To put it simply, we migrated our full observability stack to the cloud and ended up spending less than before.
Can you share how teams are working differently now with Grafana Cloud? Is there more collaboration?
Ipuvi: The collaboration has become much easier. Instead of handing off a trace ID and log timestamps and asking someone to investigate, we can now simply point them to a unified dashboard that shows everything they need—logs, traces, metrics—in one place. It’s much more self-service, which frees up the platform team and empowers developers to debug on their own.
We’ve also started creating reusable dashboard templates. If one team builds a helpful visualization, other teams can easily duplicate it and plug in their own data. That kind of sharing was possible before, but Grafana Cloud makes it far more seamless.
Another big win is around cost visibility. We now have real-time ingestion dashboards and alerting tied to budget thresholds, so teams can track their own usage and spot anomalies faster.

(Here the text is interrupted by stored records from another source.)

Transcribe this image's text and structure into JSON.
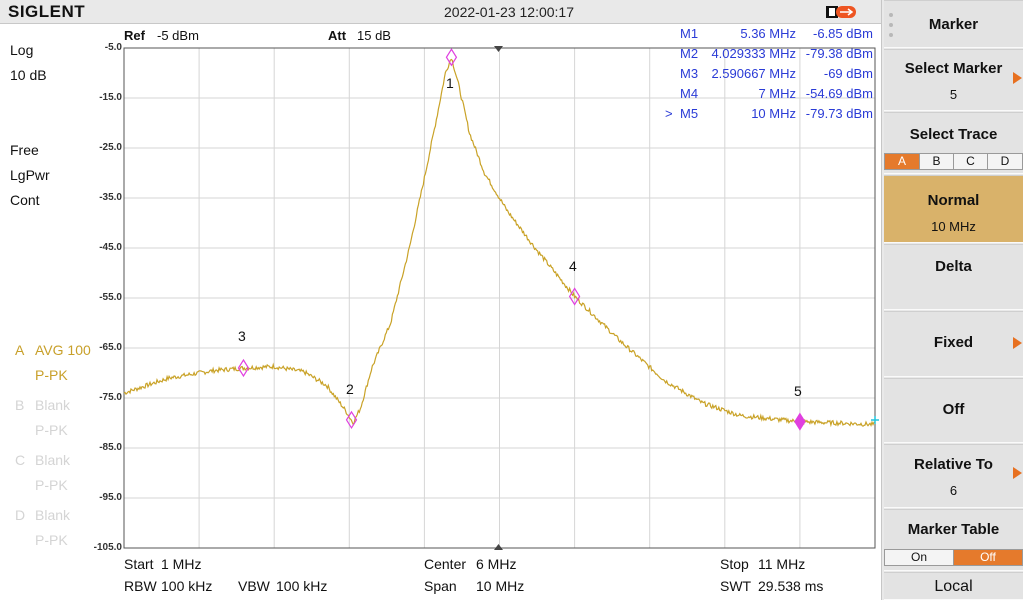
{
  "topbar": {
    "brand": "SIGLENT",
    "datetime": "2022-01-23 12:00:17"
  },
  "left_panel": {
    "scale_type": "Log",
    "scale_div": "10 dB",
    "sweep_mode": "Free",
    "detector_mode": "LgPwr",
    "sweep_run": "Cont",
    "traces": [
      {
        "letter": "A",
        "name": "AVG 100",
        "det": "P-PK"
      },
      {
        "letter": "B",
        "name": "Blank",
        "det": "P-PK"
      },
      {
        "letter": "C",
        "name": "Blank",
        "det": "P-PK"
      },
      {
        "letter": "D",
        "name": "Blank",
        "det": "P-PK"
      }
    ]
  },
  "header": {
    "ref_label": "Ref",
    "ref_value": "-5 dBm",
    "att_label": "Att",
    "att_value": "15 dB"
  },
  "y_axis": {
    "ticks": [
      "-5.0",
      "-15.0",
      "-25.0",
      "-35.0",
      "-45.0",
      "-55.0",
      "-65.0",
      "-75.0",
      "-85.0",
      "-95.0",
      "-105.0"
    ]
  },
  "marker_table": [
    {
      "sel": "",
      "name": "M1",
      "freq": "5.36 MHz",
      "level": "-6.85 dBm"
    },
    {
      "sel": "",
      "name": "M2",
      "freq": "4.029333 MHz",
      "level": "-79.38 dBm"
    },
    {
      "sel": "",
      "name": "M3",
      "freq": "2.590667 MHz",
      "level": "-69 dBm"
    },
    {
      "sel": "",
      "name": "M4",
      "freq": "7 MHz",
      "level": "-54.69 dBm"
    },
    {
      "sel": ">",
      "name": "M5",
      "freq": "10 MHz",
      "level": "-79.73 dBm"
    }
  ],
  "marker_labels": [
    "1",
    "2",
    "3",
    "4",
    "5"
  ],
  "bottom": {
    "start_label": "Start",
    "start_value": "1 MHz",
    "center_label": "Center",
    "center_value": "6 MHz",
    "stop_label": "Stop",
    "stop_value": "11 MHz",
    "rbw_label": "RBW",
    "rbw_value": "100 kHz",
    "vbw_label": "VBW",
    "vbw_value": "100 kHz",
    "span_label": "Span",
    "span_value": "10 MHz",
    "swt_label": "SWT",
    "swt_value": "29.538 ms"
  },
  "menu": {
    "title": "Marker",
    "select_marker": {
      "label": "Select Marker",
      "value": "5"
    },
    "select_trace": {
      "label": "Select Trace",
      "options": [
        "A",
        "B",
        "C",
        "D"
      ],
      "selected": "A"
    },
    "normal": {
      "label": "Normal",
      "value": "10 MHz"
    },
    "delta": {
      "label": "Delta"
    },
    "fixed": {
      "label": "Fixed"
    },
    "off": {
      "label": "Off"
    },
    "relative_to": {
      "label": "Relative To",
      "value": "6"
    },
    "marker_table": {
      "label": "Marker Table",
      "on": "On",
      "off": "Off",
      "selected": "Off"
    },
    "local": {
      "label": "Local"
    }
  },
  "colors": {
    "trace": "#c9a227",
    "marker_text": "#2a3bd6",
    "accent": "#e57a2c",
    "active_button": "#d9b26a",
    "marker_diamond": "#e040e0"
  }
}
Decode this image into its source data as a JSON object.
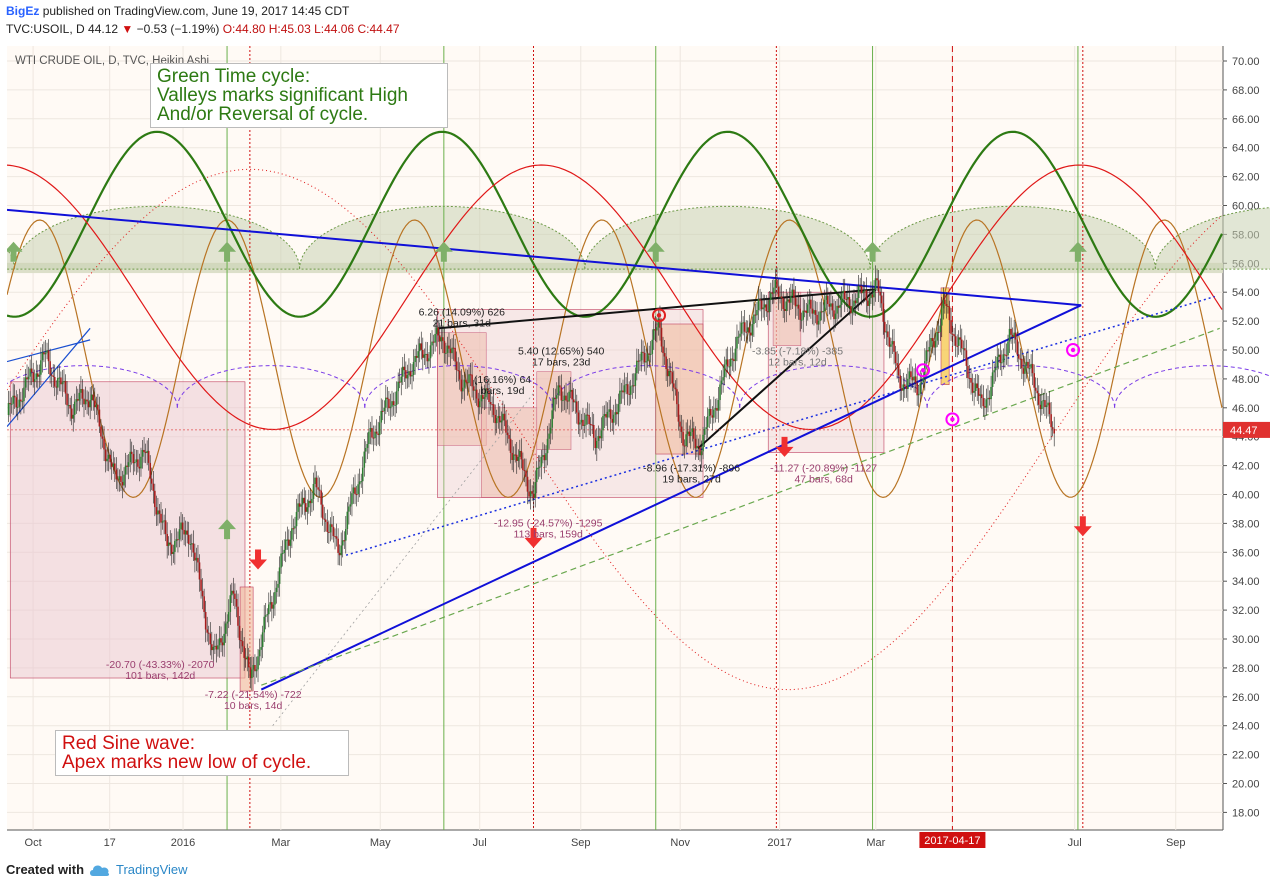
{
  "header": {
    "author": "BigEz",
    "published": "published on TradingView.com, June 19, 2017 14:45 CDT",
    "symbol_line": "TVC:USOIL, D",
    "last": "44.12",
    "change": "−0.53 (−1.19%)",
    "ohlc": "O:44.80 H:45.03 L:44.06 C:44.47"
  },
  "chart_title": "WTI CRUDE OIL, D, TVC, Heikin Ashi",
  "notes": {
    "green": [
      "Green Time cycle:",
      "Valleys marks significant High",
      "And/or Reversal of cycle."
    ],
    "red": [
      "Red Sine wave:",
      "Apex marks new low of cycle."
    ]
  },
  "footer": {
    "created": "Created with",
    "brand": "TradingView"
  },
  "colors": {
    "green_wave": "#2d7a13",
    "red_wave": "#e01818",
    "brown_wave": "#b87424",
    "trend_blue": "#1010d8",
    "candle_up": "#2e7d32",
    "candle_down": "#a51c1c",
    "price_tag": "#e0312f"
  },
  "chart_data": {
    "type": "line",
    "y_axis": {
      "position": "right",
      "range": [
        18,
        71
      ],
      "ticks": [
        "18.00",
        "20.00",
        "22.00",
        "24.00",
        "26.00",
        "28.00",
        "30.00",
        "32.00",
        "34.00",
        "36.00",
        "38.00",
        "40.00",
        "42.00",
        "44.00",
        "46.00",
        "48.00",
        "50.00",
        "52.00",
        "54.00",
        "56.00",
        "58.00",
        "60.00",
        "62.00",
        "64.00",
        "66.00",
        "68.00",
        "70.00"
      ]
    },
    "x_axis": {
      "labels": [
        "Oct",
        "17",
        "2016",
        "Mar",
        "May",
        "Jul",
        "Sep",
        "Nov",
        "2017",
        "Mar",
        "2017-04-17",
        "Jul",
        "Sep"
      ],
      "highlight": "2017-04-17"
    },
    "current_price": "44.47",
    "price_series": {
      "style": "heikin-ashi candles",
      "points": [
        [
          "2015-09-15",
          45.5
        ],
        [
          "2015-10-08",
          49.5
        ],
        [
          "2015-10-25",
          46
        ],
        [
          "2015-11-05",
          47
        ],
        [
          "2015-11-20",
          41
        ],
        [
          "2015-12-08",
          43
        ],
        [
          "2015-12-22",
          36.5
        ],
        [
          "2016-01-05",
          37.5
        ],
        [
          "2016-01-20",
          28.5
        ],
        [
          "2016-02-01",
          33
        ],
        [
          "2016-02-11",
          27
        ],
        [
          "2016-03-08",
          38
        ],
        [
          "2016-03-22",
          40.5
        ],
        [
          "2016-04-05",
          36
        ],
        [
          "2016-04-25",
          44
        ],
        [
          "2016-05-20",
          49
        ],
        [
          "2016-06-08",
          51
        ],
        [
          "2016-06-20",
          48
        ],
        [
          "2016-07-10",
          46
        ],
        [
          "2016-08-03",
          40
        ],
        [
          "2016-08-19",
          47.5
        ],
        [
          "2016-09-10",
          44
        ],
        [
          "2016-09-28",
          47
        ],
        [
          "2016-10-19",
          51.5
        ],
        [
          "2016-11-03",
          44
        ],
        [
          "2016-11-14",
          43.5
        ],
        [
          "2016-12-05",
          50.5
        ],
        [
          "2016-12-28",
          54
        ],
        [
          "2017-01-20",
          52.5
        ],
        [
          "2017-02-15",
          53.5
        ],
        [
          "2017-03-02",
          54.2
        ],
        [
          "2017-03-15",
          48
        ],
        [
          "2017-03-27",
          47.5
        ],
        [
          "2017-04-12",
          53
        ],
        [
          "2017-04-24",
          49.5
        ],
        [
          "2017-05-05",
          46
        ],
        [
          "2017-05-22",
          51
        ],
        [
          "2017-06-05",
          48
        ],
        [
          "2017-06-19",
          44.3
        ]
      ]
    },
    "series": [
      {
        "name": "Green Time cycle",
        "type": "sine",
        "period_days": 175,
        "peak_date": "2016-06-08",
        "min": 52.3,
        "max": 65.1
      },
      {
        "name": "Red Sine wave",
        "type": "sine",
        "period_days": 330,
        "peak_date": "2016-08-08",
        "min": 44.5,
        "max": 62.8
      }
    ],
    "annotations": [
      {
        "type": "range",
        "text": [
          "-20.70 (-43.33%) -2070",
          "101 bars, 142d"
        ]
      },
      {
        "type": "range",
        "text": [
          "-7.22 (-21.54%) -722",
          "10 bars, 14d"
        ]
      },
      {
        "type": "range",
        "text": [
          "6.26 (14.09%) 626",
          "21 bars, 31d"
        ]
      },
      {
        "type": "range",
        "text": [
          "(16.16%) 64",
          "bars, 19d"
        ]
      },
      {
        "type": "range",
        "text": [
          "5.40 (12.65%) 540",
          "17 bars, 23d"
        ]
      },
      {
        "type": "range",
        "text": [
          "-12.95 (-24.57%) -1295",
          "113 bars, 159d"
        ]
      },
      {
        "type": "range",
        "text": [
          "-8.96 (-17.31%) -896",
          "19 bars, 27d"
        ]
      },
      {
        "type": "range",
        "text": [
          "-3.85 (-7.18%) -385",
          "12 bars, 12d"
        ]
      },
      {
        "type": "range",
        "text": [
          "-11.27 (-20.89%) -1127",
          "47 bars, 68d"
        ]
      }
    ]
  }
}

And with help from the Grafana Labs team, we’re working on team-level cost attribution, which will let every team monitor their own observability spend, another step toward true accountability and cross-team ownership.
Looking ahead, what upcoming initiatives are you most excited about, and how do you see them aligning with your team’s or company’s goals?
Ambarish: We’re especially excited about exploring Application Observability, which is a key focus later this year. We’ve already started using Synthetic Monitoring in Grafana Cloud for functional monitoring on our newly launched product, MiQ Sigma, our AI-powered advertising technology, and the experience so far has been promising.
On the engineering side, we’ve moved from local load testing tools like JMeter to running load tests in Grafana Cloud, which is much easier to manage and scale. We’re also exploring browser checks and AI-based optimization for metrics and logs. Over time, this could help us decommission more tools like Cypress and consolidate even further into Grafana Cloud.